Team 22069 is creating a network of small, autonomous, interconnected sensors that can be used outdoors. To ensure the sensors are covert, they will be disguised to look like rocks. Hence, the name of the project: Smart Rocks.
“Smart Rocks will provide a system of rocks (nodes) that will collect sensor data from a given environment,” said team lead Nicole Statler. “It will have the capabilities to share data to a local network of rocks and to an external network for research and observance.”
Deliverables include a digital architecture model and a realized hardware and software system. Hardware consists of “rocks” that can communicate wirelessly and power themselves for an agreed-upon amount of time.
“This project interested all of us because we were able to start from a blank sheet and watch the project unfold with all of our ideas,” said Martin Vazquez, project procurement lead. “We were also interested in the opportunity to work in conjunction with another design team.”
Raytheon is sponsoring two senior design teams to work on this project: one at the University of Arizona and the other at the University of Massachusetts Lowell. UA and UMass Lowell are two of the top universities from which Raytheon recruits employees, according to company representatives.

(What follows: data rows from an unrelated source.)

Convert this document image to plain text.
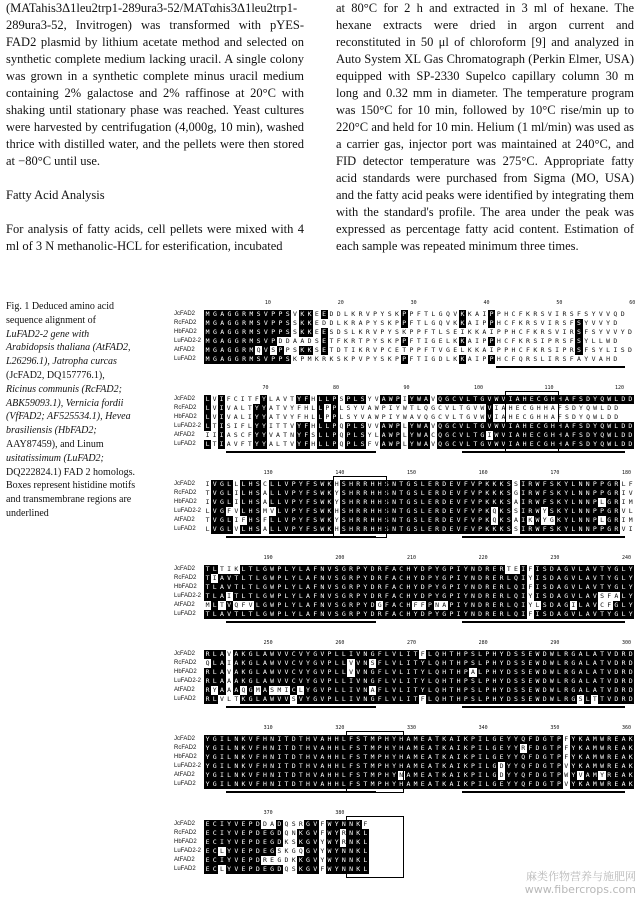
(MATahis3Δ1leu2trp1-289ura3-52/MATαhis3Δ1leu2trp1-289ura3-52, Invitrogen) was transformed with pYES-FAD2 plasmid by lithium acetate method and selected on synthetic complete medium lacking uracil. A single colony was grown in a synthetic complete minus uracil medium containing 2% galactose and 2% raffinose at 20°C with shaking until stationary phase was reached. Yeast cultures were harvested by centrifugation (4,000g, 10 min), washed thrice with distilled water, and the pellets were then stored at −80°C until use.

Fatty Acid Analysis

For analysis of fatty acids, cell pellets were mixed with 4 ml of 3 N methanolic-HCL for esterification, incubated

at 80°C for 2 h and extracted in 3 ml of hexane. The hexane extracts were dried in argon current and reconstituted in 50 μl of chloroform [9] and analyzed in Auto System XL Gas Chromatograph (Perkin Elmer, USA) equipped with SP-2330 Supelco capillary column 30 m long and 0.32 mm in diameter. The temperature program was 150°C for 10 min, followed by 10°C rise/min up to 220°C and held for 10 min. Helium (1 ml/min) was used as a carrier gas, injector port was maintained at 240°C, and FID detector temperature was 275°C. Appropriate fatty acid standards were purchased from Sigma (MO, USA) and the fatty acid peaks were identified by integrating them with the standard's profile. The area under the peak was expressed as percentage fatty acid content. Estimation of each sample was repeated minimum three times.

Fig. 1 Deduced amino acid
sequence alignment of
LuFAD2-2 gene with
Arabidopsis thaliana (AtFAD2,
L26296.1), Jatropha curcas
(JcFAD2, DQ157776.1),
Ricinus communis (RcFAD2;
ABK59093.1), Vernicia fordii
(VfFAD2; AF525534.1), Hevea
brasiliensis (HbFAD2;
AAY87459), and Linum
usitatissimum (LuFAD2;
DQ222824.1) FAD 2 homologs.
Boxes represent histidine motifs
and transmembrane regions are
underlined
10	20	30	40	50	60
JcFAD2	M G A G G R M S V P P S V K K E E D D L K R V P Y S K P P F T L G Q V K K A I P P H C F K R S V I R S F S Y V V Q D
RcFAD2	M G A G G R M S V P P S S K K E D D L K R A P Y S K P P F T L G Q V K K A I P P H C F K R S V I R S F S Y V V Y D
HbFAD2	M G A G G R M S V P P S S K K E E S D S L K R V P Y S K P P F T L S E I K K A I P P H C F K R S V I R S F S Y V V Y D
LuFAD2-2 M G A G G R M S V P D D A A D S E T F K R T P Y S K P P F T I G E L K K A I P P H C F K R S I P R S F S Y L L W D
AtFAD2	M G A G G R M Q V S P P S K K S E T D T I K R V P C E T P P F T V G E L K K A I P P H C F K R S I P R S F S Y L I S D
LuFAD2	M G A G G R M S V P P S K P M K R K S K P V P Y S K P P F T I G D L K K A I P P H C F Q R S L I R S F A Y V A H D
70	80	90	100	110	120
JcFAD2	L V I F C I T F Y L A V T Y F H L L P S P L S Y V A W P I Y W A V Q G C V L T G V W V I A H E C G H H A F S D Y Q W L D D
RcFAD2	L V I V A L T Y Y A T V Y F H L L P P L S Y V A W P I Y W T L Q G C V L T G V W V I A H E C G H H A F S D Y Q W L D D
HbFAD2	L V I V A L I Y Y A T V Y F H L L P P L S Y V A W P I Y W A V Q G C V L T G V W V I A H E C G H H A F S D Y Q W L D D
LuFAD2-2 L T I S I F L Y Y I T T V Y F H L L P Q P L S V V A W P L Y W A V Q G C V L T G V W V I A H E C G H H A F S D Y Q W L D D
AtFAD2	I I I A S C F Y Y V A T N Y F S L L P Q P L S Y L A W P L Y W A C Q G C V L T G I W V I A H E C G H H A F S D Y Q W L D D
LuFAD2	L T I A V F T Y Y A L T V Y F H L L P Q P L S F V A W P L Y W A V Q G C V L T G V W V I A H E C G H H A F S D Y Q W L D D
130	140	150	160	170	180
JcFAD2	I V G L L L H S C L L V P Y F S W K H S H R R H H S N T G S L E R D E V F V P K K K S S I R W F S K Y L N N P P G R L F
RcFAD2	T V G L I L H S A L L V P Y F S W K Y S H R R H H S N T G S L E R D E V F V P K K K S G I R W F S K Y L N N P P G R I V
HbFAD2	I V G L I L H S A L L V P Y F S W K Y S H R R H H S N T G S L E R D E V F V P K K K S A I R W F S K Y L N N P L G R I M
LuFAD2-2 L V G F V L H S M V L V P Y F S W K H S H R R H H S N T G S L E R D E V F V P K Q K S S I R W Y S K Y L N N P P G R V L
AtFAD2	T V G L I F H S F L L V P Y F S W K Y S H R R H H S N T G S L E R D E V F V P K Q K S A I K W Y G K Y L N N P L G R I M
LuFAD2	L V G L V L H S A L L V P Y F S W K H S H R R H H S N T G S L E R D E V F V P K K K S S I R W F S K Y L N N P P G R V I
190	200	210	220	230	240
JcFAD2	T L T I K L T L G W P L Y L A F N V S G R P Y D R F A C H Y D P Y G P I Y N D R E R T E I F I S D A G V L A V T Y G L Y
RcFAD2	T I A V T L T L G W P L Y L A F N V S G R P Y D R F A C H Y D P Y G P I Y N D R E R L Q I Y I S D A G V L A V T Y G L Y
HbFAD2	T L A V T L T L G W P L Y L A F N V S G R P Y D R F A C H Y D P Y G P I Y N D R E R L Q I F I S D A G V L A V T Y G L Y
LuFAD2-2 T L A I T L T L G W P L Y L A F N V S G R P Y D R F A C H Y D P Y G P I Y N D R E R L Q I Y I S D A G V L A V S F A L Y
AtFAD2	M L T V Q F V L G W P L Y L A F N V S G R P Y D G F A C H F F P N A P I Y N D R E R L Q I Y L S D A G I L A V C F G L Y
LuFAD2	T L A V T L T L G W P L Y L A F N V S G R P Y D R F A C H Y D P Y G P I Y N D R E R L Q I F I S D A G V L A V T Y G L Y
250	260	270	280	290	300
JcFAD2	R L A V A K G L A W V V C V Y G V P L L I V N G F L V L I T F L Q H T H P S L P H Y D S S E W D W L R G A L A T V D R D
RcFAD2	Q L A I A K G L A W V V C V Y G V P L L V V N S F L V L I T Y L Q H T H P S L P H Y D S S E W D W L R G A L A T V D R D
HbFAD2	R L A V A K G L A W V V C V Y G V P L L V V N G F L V L I T Y L Q H T H P A L P H Y D S S E W D W L R G A L A T V D R D
LuFAD2-2 R L A A A K G L A W V V C V Y G V P L L I V N G F L V L I T Y L Q H T H P S L P H Y D S S E W D W L R G A L A T V D R D
AtFAD2	R Y A A A Q G M A S M I C L Y G V P L L I V N A F L V L I T Y L Q H T H P S L P H Y D S S E W D W L R G A L A T V D R D
LuFAD2	R L V L T K G L A W V V S V Y G V P L L I V N G F L V L I T F L Q H T H P S L P H Y D S S E W D W L R G S L T T V D R D
310	320	330	340	350	360
JcFAD2	Y G I L N K V F H N I T D T H V A H H L F S T M P H Y H A M E A T K A I K P I L G E Y Y Q F D G T P F Y K A M W R E A K
RcFAD2	Y G I L N K V F H N I T D T H V A H H L F S T M P H Y H A M E A T K A I K P I L G E Y Y R F D G T P F Y K A M W R E A K
HbFAD2	Y G I L N K V F H N I T D T H V A H H L F S T M P H Y H A M E A T K A I K P I L G E Y Y Q F D G T P F Y K A M W R E A K
LuFAD2-2 Y G I L N K V F H N I T D T H V A H H L F S T M P H Y H A M E A T K A I K P I L G D Y Y Q F D G T P V Y K A M W R E A K
AtFAD2	Y G I L N K V F H N I T D T H V A H H L F S T M P H Y N A M E A T K A I K P I L G D Y Y Q F D G T P W Y V A M Y R E A K
LuFAD2	Y G I L N K V F H N I T D T H V A H H L F S T M P H Y H A M E A T K A I K P I L G E Y Y Q F D G T P V Y K A M W R E A K
370	380
JcFAD2	E C I Y V E P D D A D Q S R G V F W Y N N K F
RcFAD2	E C I Y V E P D E G D Q N K G V F W Y R N K L
HbFAD2	E C I Y V E P D E G D K S K G V Y W Y R N K L
LuFAD2-2 E C L Y V E P D E G S K G Q G V Y W Y N N K L
AtFAD2	E C I Y V E P D R E G D K K G V Y W Y N N K L
LuFAD2	E C L Y V E P D E G D Q S K G V F W Y N N K L
麻类作物营养与施肥网
www.fibercrops.com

The teams are still working out their division of work, but so far, UA students are planning to focus on power delivery and sensor work, while the UMass Lowell team will work on the communications subsystem.

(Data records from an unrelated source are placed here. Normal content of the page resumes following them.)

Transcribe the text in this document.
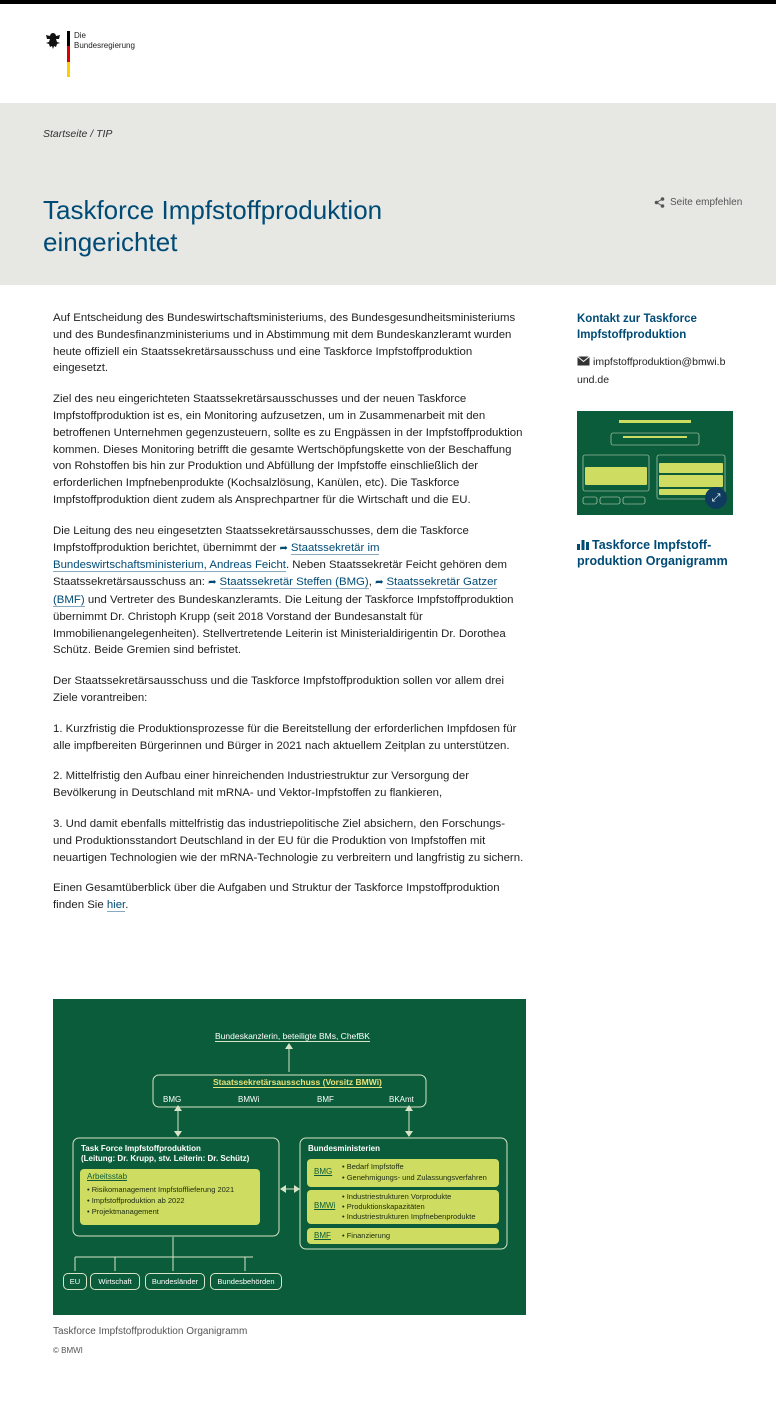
Die
Bundesregierung
Startseite / TIP
Taskforce Impfstoffproduktion eingerichtet
Seite empfehlen

Auf Entscheidung des Bundeswirtschaftsministeriums, des Bundesgesundheitsministeriums und des Bundesfinanzministeriums und in Abstimmung mit dem Bundeskanzleramt wurden heute offiziell ein Staatssekretärsausschuss und eine Taskforce Impfstoffproduktion eingesetzt.

Ziel des neu eingerichteten Staatssekretärsausschusses und der neuen Taskforce Impfstoffproduktion ist es, ein Monitoring aufzusetzen, um in Zusammenarbeit mit den betroffenen Unternehmen gegenzusteuern, sollte es zu Engpässen in der Impfstoffproduktion kommen. Dieses Monitoring betrifft die gesamte Wertschöpfungskette von der Beschaffung von Rohstoffen bis hin zur Produktion und Abfüllung der Impfstoffe einschließlich der erforderlichen Impfnebenprodukte (Kochsalzlösung, Kanülen, etc). Die Taskforce Impfstoffproduktion dient zudem als Ansprechpartner für die Wirtschaft und die EU.

Die Leitung des neu eingesetzten Staatssekretärsausschusses, dem die Taskforce Impfstoffproduktion berichtet, übernimmt der ➦ Staatssekretär im Bundeswirtschaftsministerium, Andreas Feicht. Neben Staatssekretär Feicht gehören dem Staatssekretärsausschuss an: ➦ Staatssekretär Steffen (BMG), ➦ Staatssekretär Gatzer (BMF) und Vertreter des Bundeskanzleramts. Die Leitung der Taskforce Impfstoffproduktion übernimmt Dr. Christoph Krupp (seit 2018 Vorstand der Bundesanstalt für Immobilienangelegenheiten). Stellvertretende Leiterin ist Ministerialdirigentin Dr. Dorothea Schütz. Beide Gremien sind befristet.

Der Staatssekretärsausschuss und die Taskforce Impfstoffproduktion sollen vor allem drei Ziele vorantreiben:

1. Kurzfristig die Produktionsprozesse für die Bereitstellung der erforderlichen Impfdosen für alle impfbereiten Bürgerinnen und Bürger in 2021 nach aktuellem Zeitplan zu unterstützen.

2. Mittelfristig den Aufbau einer hinreichenden Industriestruktur zur Versorgung der Bevölkerung in Deutschland mit mRNA- und Vektor-Impfstoffen zu flankieren,

3. Und damit ebenfalls mittelfristig das industriepolitische Ziel absichern, den Forschungs- und Produktionsstandort Deutschland in der EU für die Produktion von Impfstoffen mit neuartigen Technologien wie der mRNA-Technologie zu verbreitern und langfristig zu sichern.

Einen Gesamtüberblick über die Aufgaben und Struktur der Taskforce Impstoffproduktion finden Sie hier.

Bundeskanzlerin, beteiligte BMs, ChefBK
Staatssekretärsausschuss (Vorsitz BMWi)
BMG	BMWi	BMF	BKAmt
Task Force Impfstoffproduktion
(Leitung: Dr. Krupp, stv. Leiterin: Dr. Schütz)
Arbeitsstab
• Risikomanagement Impfstofflieferung 2021
• Impfstoffproduktion ab 2022
• Projektmanagement
Bundesministerien
BMG
• Bedarf Impfstoffe
• Genehmigungs- und Zulassungsverfahren
BMWi
• Industriestrukturen Vorprodukte
• Produktionskapazitäten
• Industriestrukturen Impfnebenprodukte
BMF • Finanzierung
EU	Wirtschaft	Bundesländer	Bundesbehörden
Taskforce Impfstoffproduktion Organigramm
© BMWI
Kontakt zur Taskforce Impfstoffproduktion
impfstoffproduktion@bmwi.bund.de
⤢
Taskforce Impfstoffproduktion Organigramm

As the students learn how to navigate scheduling across time zones, they are honing soft skills, such as teamwork and communication. They know that integrating the components at the end of the academic year will require tight scheduling and efficiency. But they are enjoying the process so far.
“Our teams have thoroughly enjoyed working with each other,” said team member Brianna Robles. “Working with cross-functional engineers is beneficial both socially and professionally,” said team
member Brianna Robles. “It’s also intriguing to get an insight into engineering disciplines different than our own.”